As a politics junkie on the move I tend to keep up to date with election news online, and the anti-establishment narrative couldn’t be more pronounced in the independent media. Cenk Uygur’s The Young Turks is a favourite with a mixture of humour and serious analysis – and y’know, I’m one of those whippersnappers that likes hearing naughty words in the news – but there’s something I feel the independent or ‘alternative’ media is missing in their discussion of establishment candidates. Although we have seen the likes of Jeb Bush exit the race early, and both primaries seem destined to become 1-on-1 matchups between an ‘establishment’ and an ‘outsider’ candidate right to the wire, the mainstream still resonates among large portions of the electorate. The truth behind this is much more complex than some of the alternative media tends to allude to, it cuts right to the core of what we deem politics and politicians to be.
I’ve been working on an academic journal paper about Pro Wrestling and the avant-garde recently, and I can’t help but see a lot of parallels in what I’ve been discussing and the current political climate. Crudely, it could be said that the relationship between politicians and their supporters mirrors that of the traditional pro wrestling performance and its audience: fans are divided into “smarks” (smart marks), who watch with a knowledge of wrestling’s stage-managed nature, and “marks”, who would typically watch with naivety. This certainly rings true when considering the analysis of establishment rhetoric in alternative media, which is resoundingly one of disbelief, “just how can people lap this stuff up from those hacks!?”

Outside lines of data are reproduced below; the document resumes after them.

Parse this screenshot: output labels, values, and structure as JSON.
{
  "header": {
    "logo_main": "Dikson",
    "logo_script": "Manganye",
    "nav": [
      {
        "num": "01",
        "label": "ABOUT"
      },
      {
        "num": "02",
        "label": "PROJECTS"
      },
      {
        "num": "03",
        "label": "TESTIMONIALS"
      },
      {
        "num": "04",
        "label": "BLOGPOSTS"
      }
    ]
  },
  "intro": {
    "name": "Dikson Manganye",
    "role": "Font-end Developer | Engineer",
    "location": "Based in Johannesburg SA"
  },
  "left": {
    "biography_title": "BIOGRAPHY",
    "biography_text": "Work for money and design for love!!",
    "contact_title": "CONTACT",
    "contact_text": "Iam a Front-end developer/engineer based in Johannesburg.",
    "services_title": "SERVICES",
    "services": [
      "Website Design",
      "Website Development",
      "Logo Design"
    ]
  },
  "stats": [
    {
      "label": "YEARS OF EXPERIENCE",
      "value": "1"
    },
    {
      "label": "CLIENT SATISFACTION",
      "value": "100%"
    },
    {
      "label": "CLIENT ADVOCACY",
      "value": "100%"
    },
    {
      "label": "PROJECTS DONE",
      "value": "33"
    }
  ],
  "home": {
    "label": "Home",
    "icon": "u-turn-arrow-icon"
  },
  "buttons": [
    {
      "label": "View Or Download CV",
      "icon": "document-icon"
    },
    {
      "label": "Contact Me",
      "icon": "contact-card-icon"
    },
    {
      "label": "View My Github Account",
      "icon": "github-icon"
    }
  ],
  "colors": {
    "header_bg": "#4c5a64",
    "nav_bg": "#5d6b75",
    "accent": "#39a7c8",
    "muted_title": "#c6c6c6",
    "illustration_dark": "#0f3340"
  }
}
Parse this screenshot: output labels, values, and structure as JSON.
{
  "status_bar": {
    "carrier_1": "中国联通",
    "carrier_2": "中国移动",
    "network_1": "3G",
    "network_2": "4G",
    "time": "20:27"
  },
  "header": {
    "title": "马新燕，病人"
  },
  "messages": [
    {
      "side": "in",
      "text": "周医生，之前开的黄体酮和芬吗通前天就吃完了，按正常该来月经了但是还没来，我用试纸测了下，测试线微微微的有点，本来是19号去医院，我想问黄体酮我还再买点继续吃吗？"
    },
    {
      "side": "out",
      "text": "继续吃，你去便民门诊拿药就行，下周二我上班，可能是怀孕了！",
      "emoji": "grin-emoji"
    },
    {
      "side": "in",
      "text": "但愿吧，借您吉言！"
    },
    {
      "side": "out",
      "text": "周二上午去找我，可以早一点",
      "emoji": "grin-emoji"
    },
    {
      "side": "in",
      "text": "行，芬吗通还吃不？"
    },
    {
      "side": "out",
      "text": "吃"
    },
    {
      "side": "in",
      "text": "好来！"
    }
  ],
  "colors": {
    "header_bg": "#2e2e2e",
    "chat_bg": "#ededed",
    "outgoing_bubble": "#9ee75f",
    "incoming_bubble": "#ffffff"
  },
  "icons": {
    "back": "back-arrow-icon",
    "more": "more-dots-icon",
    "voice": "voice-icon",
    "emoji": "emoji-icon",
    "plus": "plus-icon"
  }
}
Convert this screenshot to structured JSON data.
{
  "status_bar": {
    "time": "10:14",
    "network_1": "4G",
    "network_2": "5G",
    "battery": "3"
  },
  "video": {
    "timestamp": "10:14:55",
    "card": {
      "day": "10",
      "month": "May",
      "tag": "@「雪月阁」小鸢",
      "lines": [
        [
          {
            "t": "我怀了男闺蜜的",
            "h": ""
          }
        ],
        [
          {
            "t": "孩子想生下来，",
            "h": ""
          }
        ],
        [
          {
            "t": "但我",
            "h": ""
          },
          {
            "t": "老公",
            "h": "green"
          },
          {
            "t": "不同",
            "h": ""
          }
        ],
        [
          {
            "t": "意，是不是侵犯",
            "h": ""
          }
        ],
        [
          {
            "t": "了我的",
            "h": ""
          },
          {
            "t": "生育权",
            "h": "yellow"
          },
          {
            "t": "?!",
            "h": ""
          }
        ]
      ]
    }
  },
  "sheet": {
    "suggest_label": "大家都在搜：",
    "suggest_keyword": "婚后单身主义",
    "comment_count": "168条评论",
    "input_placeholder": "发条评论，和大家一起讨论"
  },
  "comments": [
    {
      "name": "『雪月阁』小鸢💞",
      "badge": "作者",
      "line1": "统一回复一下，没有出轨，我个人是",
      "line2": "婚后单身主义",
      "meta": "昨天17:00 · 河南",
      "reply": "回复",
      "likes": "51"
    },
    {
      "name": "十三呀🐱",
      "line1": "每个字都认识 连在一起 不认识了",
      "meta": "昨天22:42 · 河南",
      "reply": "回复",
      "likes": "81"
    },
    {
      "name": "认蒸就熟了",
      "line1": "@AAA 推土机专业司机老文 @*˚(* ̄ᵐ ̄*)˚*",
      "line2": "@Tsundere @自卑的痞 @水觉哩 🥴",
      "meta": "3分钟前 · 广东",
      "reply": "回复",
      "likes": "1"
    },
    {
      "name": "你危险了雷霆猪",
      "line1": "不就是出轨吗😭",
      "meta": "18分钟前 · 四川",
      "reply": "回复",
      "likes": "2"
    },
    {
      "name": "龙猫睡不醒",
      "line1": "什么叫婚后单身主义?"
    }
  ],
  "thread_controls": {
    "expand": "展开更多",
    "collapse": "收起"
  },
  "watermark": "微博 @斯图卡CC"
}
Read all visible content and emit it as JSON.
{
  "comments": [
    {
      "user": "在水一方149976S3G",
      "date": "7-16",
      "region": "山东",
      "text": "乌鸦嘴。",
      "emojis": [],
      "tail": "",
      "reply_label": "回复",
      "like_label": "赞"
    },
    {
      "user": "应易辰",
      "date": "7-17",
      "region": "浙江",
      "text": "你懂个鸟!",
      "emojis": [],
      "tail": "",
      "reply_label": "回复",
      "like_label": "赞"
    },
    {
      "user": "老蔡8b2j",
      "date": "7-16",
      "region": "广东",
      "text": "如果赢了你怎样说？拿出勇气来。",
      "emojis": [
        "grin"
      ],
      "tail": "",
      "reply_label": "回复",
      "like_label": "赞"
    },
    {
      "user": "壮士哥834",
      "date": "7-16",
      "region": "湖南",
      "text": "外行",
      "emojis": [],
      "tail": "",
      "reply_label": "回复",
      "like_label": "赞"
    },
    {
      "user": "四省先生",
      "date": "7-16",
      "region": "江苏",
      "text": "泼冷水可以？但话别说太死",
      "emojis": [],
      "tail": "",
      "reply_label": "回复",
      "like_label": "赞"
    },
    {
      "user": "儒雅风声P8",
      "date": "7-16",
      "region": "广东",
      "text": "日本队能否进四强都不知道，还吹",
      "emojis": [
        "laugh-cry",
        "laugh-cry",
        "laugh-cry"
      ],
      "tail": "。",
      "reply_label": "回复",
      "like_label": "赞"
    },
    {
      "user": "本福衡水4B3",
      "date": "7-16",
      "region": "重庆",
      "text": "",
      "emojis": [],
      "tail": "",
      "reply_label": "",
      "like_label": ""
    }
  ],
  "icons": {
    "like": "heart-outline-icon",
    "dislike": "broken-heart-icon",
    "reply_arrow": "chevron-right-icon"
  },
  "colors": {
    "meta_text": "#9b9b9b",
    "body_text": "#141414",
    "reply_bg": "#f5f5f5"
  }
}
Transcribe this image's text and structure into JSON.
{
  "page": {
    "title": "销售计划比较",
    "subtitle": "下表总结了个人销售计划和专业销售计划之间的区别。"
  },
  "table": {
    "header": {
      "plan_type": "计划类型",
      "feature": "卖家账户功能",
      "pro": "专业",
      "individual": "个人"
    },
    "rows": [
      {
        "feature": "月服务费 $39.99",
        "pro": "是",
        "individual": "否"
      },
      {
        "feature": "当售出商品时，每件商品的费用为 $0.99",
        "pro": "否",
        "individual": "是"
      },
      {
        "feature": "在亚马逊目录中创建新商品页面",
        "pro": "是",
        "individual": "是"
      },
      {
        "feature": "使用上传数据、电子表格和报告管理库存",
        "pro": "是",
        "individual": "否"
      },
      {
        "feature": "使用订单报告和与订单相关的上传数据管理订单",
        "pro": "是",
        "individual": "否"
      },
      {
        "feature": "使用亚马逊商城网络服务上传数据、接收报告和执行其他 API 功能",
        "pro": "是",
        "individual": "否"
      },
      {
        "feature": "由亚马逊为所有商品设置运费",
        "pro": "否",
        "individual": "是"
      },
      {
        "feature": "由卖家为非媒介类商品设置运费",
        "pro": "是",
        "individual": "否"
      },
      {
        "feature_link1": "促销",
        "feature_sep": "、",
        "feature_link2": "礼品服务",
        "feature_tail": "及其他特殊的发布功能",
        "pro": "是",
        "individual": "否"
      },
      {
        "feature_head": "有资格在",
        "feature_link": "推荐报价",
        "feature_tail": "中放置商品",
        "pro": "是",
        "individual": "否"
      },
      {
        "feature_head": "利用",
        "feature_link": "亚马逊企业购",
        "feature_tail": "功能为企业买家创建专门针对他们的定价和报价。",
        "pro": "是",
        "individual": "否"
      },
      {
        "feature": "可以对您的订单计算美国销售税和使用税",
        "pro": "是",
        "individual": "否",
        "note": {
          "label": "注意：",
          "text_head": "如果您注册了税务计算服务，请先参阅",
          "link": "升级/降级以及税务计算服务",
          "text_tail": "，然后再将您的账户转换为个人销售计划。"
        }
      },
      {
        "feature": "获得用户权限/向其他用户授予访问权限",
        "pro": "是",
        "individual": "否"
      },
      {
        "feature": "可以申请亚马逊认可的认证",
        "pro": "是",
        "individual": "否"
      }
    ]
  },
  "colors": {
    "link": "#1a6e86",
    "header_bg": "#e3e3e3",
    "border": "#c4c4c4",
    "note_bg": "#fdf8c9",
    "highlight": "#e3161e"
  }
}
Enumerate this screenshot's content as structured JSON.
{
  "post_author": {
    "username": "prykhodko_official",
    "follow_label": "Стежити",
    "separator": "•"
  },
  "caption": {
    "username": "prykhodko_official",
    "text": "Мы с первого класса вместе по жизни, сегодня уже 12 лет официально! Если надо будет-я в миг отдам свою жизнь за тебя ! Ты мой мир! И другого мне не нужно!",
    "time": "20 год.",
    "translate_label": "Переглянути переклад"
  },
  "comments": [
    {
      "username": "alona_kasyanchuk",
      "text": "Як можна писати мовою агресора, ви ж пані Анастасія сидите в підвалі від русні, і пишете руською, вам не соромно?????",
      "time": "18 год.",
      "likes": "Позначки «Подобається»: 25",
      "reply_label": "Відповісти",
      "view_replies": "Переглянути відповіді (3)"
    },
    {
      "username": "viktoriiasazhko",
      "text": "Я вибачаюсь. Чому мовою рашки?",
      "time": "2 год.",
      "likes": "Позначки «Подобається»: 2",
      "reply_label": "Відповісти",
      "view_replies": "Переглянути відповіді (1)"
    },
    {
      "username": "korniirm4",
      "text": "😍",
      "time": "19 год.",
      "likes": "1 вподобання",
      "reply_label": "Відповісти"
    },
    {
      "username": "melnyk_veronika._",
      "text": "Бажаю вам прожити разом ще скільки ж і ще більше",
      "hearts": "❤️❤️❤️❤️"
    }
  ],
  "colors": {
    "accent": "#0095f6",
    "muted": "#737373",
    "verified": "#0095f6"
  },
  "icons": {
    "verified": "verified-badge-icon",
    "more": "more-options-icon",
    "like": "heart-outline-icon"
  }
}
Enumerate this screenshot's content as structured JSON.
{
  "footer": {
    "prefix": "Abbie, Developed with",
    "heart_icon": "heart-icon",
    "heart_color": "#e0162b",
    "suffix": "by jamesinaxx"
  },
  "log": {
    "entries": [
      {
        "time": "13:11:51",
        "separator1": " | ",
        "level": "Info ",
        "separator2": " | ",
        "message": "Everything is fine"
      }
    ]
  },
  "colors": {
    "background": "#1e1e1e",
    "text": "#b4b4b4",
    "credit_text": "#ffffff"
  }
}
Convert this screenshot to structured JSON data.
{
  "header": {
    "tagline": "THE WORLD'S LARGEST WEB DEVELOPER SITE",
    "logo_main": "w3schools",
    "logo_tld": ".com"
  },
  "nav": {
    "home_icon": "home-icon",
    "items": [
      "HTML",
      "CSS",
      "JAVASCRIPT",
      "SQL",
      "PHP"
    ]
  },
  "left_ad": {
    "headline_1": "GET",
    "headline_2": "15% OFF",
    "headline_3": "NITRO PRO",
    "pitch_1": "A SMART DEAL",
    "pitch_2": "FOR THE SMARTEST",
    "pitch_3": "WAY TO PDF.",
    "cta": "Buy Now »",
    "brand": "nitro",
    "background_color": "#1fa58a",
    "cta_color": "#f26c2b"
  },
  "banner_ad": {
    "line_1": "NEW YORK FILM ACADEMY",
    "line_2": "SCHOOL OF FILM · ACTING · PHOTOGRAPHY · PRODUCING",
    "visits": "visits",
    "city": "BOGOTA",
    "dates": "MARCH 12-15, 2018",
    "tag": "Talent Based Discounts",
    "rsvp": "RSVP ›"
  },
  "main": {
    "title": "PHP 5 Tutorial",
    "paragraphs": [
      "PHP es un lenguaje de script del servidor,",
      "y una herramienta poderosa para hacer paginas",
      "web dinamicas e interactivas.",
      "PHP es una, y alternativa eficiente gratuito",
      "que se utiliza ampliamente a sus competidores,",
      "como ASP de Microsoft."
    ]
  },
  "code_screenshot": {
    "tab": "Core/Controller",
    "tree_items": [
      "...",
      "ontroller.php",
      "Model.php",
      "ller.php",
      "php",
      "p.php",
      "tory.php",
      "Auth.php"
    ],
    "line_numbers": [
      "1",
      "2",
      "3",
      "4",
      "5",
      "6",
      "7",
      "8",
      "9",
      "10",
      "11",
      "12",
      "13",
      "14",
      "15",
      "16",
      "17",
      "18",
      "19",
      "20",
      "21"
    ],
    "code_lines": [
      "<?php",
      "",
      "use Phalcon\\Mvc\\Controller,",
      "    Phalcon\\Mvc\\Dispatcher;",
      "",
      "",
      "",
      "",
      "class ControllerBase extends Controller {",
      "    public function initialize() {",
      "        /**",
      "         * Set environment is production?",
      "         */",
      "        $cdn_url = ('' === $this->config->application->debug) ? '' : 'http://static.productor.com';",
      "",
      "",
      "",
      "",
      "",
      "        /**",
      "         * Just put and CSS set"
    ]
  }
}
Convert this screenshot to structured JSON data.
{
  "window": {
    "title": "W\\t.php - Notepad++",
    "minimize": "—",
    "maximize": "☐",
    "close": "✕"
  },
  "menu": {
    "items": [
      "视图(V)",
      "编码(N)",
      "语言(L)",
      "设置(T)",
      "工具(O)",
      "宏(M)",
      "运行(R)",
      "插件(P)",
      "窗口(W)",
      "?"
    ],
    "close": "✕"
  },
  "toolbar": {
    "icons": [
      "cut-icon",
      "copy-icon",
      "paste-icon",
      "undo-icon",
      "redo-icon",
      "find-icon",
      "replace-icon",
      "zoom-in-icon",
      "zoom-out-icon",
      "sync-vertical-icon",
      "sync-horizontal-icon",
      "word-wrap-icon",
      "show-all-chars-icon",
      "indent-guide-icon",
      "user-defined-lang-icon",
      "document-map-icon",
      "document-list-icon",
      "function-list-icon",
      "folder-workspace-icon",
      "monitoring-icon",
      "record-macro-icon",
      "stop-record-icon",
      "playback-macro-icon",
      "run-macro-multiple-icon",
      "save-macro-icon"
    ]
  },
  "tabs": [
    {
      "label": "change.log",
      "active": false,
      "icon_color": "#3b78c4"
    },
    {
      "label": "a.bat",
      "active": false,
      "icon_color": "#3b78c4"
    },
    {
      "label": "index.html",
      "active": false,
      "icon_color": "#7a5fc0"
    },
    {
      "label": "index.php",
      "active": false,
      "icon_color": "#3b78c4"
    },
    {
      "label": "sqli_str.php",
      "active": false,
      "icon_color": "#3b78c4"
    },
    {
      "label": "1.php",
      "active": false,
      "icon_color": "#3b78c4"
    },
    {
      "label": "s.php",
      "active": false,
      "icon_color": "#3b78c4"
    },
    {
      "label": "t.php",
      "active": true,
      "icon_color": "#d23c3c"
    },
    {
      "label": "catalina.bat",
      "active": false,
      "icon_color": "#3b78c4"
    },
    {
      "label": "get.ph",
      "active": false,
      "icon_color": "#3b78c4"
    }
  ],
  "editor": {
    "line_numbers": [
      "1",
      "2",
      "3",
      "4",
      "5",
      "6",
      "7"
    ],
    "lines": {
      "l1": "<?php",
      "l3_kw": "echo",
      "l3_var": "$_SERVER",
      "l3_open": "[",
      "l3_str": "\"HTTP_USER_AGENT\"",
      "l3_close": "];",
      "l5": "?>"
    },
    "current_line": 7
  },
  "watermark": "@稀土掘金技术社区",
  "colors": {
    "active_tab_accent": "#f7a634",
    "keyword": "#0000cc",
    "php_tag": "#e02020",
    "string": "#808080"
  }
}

Certainly there is an issue of legitimacy and authenticity among politicians, which rightly is a point of interest for outsider news sources; indeed, they serve an important role in offering an alternative to corporate media hegemony. But this sense of disbelief felt among outsiders about mainstream voters perpetually invokes in my mind an MMA fan barking at fans of pro wrestling, “don’t you know it’s fake?” The marks of new are a highly evolved form, and watch wrestling shows with a self-awareness that perhaps was absent at their inception. To cast aside the broader spectrum of reality and fiction is a necessary function of enjoying a wrestling match, just as it is with any form of theatre or TV drama, and to try to re-impose such a reality on someone who has already ignored it deliberately can only serve to alienate them from you.
For many, like in wrestling, the character of a politician is something that has already been established. For them, the measure of a good politician is determined within the boundaries of what a politician is expected to be, and this is something that TYT has actually discussed directly. The problem is that wrestling and politics, whilst similar from an actor-audience perspective, are not the same, and the latter affects the lives of citizens whether they believe in its performers or not. The only way to avoid perpetual alienation from mainstream voters is to re-define politics as legitimate in spite of its performance narrative, and whilst this may be boosted by the success of alternative candidates in this election – although Trump is essentially repackaging the notion of assumed authenticity as a performance attribute in the traditional sense, and to great effect – ultimately an election of such prestige and hype is unsuitable for beginning such a transition.
The re-definition of politics into a competitive sport, rather than a stage-managed one, will have to be done first on a micro level: from city councillors to town legislators. The biggest task for opponents of political hacks will reach beyond 2016, to carry their momentum forward into every corner of America’s democracy.